In a recent paper, Jeffrey Manns (GW Law) and I use a new empirical technique to estimate the value of Delaware corporate law relative to that of other states. We find that the capital markets place little, if any, value on Delaware corporate law, suggesting that Delaware's dominance is instead the result of herding effects and network externalities. You can read the paper here, and the abstract is pasted below:
Delaware dominates the market for company incorporations, which places one of America’s smallest states in charge of determining the corporate governance framework for most public and private companies. The unresolved question is the basis for Delaware’s appeal compared to other states. We set out to test empirically the two leading schools of thought which hold that Delaware’s appeal lies either in its superior legal regime that enhances shareholder value better than other states or in Delaware’s protectionist appeal in adding “managerial value” by entrenching corporate managers at shareholders’ expense. We apply an innovative technique to show empirically that both the “race to the top” and “race to the bottom” schools of thought are based on false assumptions because Delaware law adds no value compared to other states.

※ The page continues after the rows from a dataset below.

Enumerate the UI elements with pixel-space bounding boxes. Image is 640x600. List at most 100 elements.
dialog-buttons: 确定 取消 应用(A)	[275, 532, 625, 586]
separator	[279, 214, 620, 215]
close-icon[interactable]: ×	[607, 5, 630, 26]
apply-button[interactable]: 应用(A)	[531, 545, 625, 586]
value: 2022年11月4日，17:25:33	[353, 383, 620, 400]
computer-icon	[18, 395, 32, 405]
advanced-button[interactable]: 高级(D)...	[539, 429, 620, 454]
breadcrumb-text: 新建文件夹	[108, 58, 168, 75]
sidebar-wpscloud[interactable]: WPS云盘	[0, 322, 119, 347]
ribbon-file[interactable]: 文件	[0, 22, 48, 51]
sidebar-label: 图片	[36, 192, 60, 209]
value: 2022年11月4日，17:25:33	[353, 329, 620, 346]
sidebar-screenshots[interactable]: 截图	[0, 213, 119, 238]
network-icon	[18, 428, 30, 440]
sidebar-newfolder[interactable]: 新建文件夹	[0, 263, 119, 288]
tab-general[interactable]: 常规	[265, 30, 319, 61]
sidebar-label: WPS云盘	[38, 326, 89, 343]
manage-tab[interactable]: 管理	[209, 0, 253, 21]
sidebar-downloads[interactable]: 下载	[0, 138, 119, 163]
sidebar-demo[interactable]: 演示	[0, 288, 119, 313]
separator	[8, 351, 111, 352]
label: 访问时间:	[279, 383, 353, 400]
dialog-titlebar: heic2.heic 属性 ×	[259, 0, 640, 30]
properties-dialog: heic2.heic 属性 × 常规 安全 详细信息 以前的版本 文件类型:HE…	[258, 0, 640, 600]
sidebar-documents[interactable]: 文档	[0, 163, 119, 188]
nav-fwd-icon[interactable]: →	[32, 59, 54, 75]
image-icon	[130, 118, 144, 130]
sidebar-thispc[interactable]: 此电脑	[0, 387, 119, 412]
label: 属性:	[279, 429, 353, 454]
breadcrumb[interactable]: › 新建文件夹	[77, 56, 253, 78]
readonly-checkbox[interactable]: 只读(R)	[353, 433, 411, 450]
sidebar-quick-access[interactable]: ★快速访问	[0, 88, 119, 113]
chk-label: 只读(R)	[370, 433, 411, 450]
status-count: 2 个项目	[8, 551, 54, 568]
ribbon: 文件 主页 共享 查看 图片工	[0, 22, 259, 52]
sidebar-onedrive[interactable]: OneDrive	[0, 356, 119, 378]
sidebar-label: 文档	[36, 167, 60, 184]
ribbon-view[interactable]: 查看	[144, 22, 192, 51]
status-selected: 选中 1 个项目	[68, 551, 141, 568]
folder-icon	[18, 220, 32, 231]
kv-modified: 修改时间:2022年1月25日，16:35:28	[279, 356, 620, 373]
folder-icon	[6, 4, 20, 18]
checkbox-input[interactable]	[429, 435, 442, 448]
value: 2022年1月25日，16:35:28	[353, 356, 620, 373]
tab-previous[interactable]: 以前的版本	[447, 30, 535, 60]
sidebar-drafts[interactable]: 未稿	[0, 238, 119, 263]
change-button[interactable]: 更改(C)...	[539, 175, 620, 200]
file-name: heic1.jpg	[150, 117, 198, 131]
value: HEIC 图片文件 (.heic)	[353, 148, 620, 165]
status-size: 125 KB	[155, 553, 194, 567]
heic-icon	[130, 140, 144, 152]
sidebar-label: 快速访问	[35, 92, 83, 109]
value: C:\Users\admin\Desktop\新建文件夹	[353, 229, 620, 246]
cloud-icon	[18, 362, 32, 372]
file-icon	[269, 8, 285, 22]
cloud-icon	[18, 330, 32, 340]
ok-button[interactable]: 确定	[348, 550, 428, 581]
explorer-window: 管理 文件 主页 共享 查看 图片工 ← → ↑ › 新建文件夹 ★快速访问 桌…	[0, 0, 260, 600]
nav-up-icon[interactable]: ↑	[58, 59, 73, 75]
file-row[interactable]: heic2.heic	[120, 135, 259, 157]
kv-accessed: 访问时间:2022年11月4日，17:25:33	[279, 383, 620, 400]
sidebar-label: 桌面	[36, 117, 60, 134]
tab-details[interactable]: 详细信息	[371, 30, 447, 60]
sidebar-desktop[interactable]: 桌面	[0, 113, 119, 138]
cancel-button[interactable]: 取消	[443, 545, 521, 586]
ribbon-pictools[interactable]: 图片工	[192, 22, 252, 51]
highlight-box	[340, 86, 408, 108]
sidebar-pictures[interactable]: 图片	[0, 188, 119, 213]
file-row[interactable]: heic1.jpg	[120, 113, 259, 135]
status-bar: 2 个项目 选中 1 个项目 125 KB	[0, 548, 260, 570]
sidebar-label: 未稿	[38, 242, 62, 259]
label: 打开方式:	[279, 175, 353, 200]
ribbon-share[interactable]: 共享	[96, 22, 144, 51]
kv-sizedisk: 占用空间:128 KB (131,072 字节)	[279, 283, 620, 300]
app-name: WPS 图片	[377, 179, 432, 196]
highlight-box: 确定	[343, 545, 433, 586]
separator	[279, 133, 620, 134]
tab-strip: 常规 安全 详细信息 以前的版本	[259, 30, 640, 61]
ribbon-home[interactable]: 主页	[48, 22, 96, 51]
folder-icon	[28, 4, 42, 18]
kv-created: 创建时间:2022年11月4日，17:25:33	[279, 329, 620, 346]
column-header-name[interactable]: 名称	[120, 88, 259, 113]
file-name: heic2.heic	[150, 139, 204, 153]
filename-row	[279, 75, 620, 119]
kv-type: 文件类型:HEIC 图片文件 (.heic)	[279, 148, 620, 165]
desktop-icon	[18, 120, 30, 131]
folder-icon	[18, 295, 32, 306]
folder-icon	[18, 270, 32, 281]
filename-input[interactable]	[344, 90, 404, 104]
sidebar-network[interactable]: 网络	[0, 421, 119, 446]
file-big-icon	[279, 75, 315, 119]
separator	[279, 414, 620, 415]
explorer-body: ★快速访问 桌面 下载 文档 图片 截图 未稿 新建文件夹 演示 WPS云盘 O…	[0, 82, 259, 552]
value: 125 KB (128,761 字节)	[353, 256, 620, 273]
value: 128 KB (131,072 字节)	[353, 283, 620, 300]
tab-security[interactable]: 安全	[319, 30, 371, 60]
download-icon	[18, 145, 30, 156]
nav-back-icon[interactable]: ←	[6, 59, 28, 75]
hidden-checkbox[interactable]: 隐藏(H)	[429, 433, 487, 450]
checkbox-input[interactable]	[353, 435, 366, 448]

Our “merger reincorporation” approach leverages the fact that each inter-state merger forces the acquirer to assess the merits of Delaware law when choosing the state of incorporation for the surviving company. This fact creates the opportunity to gauge the market’s assessment of the value of Delaware law relative to that of other states by comparing the pre- and post-acquisition value of acquirers and targets in a cross-section of intra- and inter-state mergers. We analyzed an eleven year data set of mergers (from 2001 to 2011) and found that financial markets place no economically consequential value on Delaware law relative to that of other states, which contradicts both of the leading schools of thought. This result suggests that lawyers are engaging in default decision-making based on Delaware’s past preeminence, rather than actively weighing the value-added Delaware and other states offer to their clients. Lawyers appear to turn to Delaware because it is the law they are most familiar with; they assume markets value Delaware law; and they regard Delaware as a safe default which would trigger no pushback from corporate managers. To break up herding effects among lawyers and spur lawyers to assess this opportunity to add value to transactions, we argue policymakers should introduce “shareholder say” on the state of incorporation. Empowering shareholders to vote on retaining or changing the state of incorporation would subject this decision to greater scrutiny and give shareholders the opportunity to address this principal-agent failure. This approach would dampen Delaware-centric herding and foster greater state competition.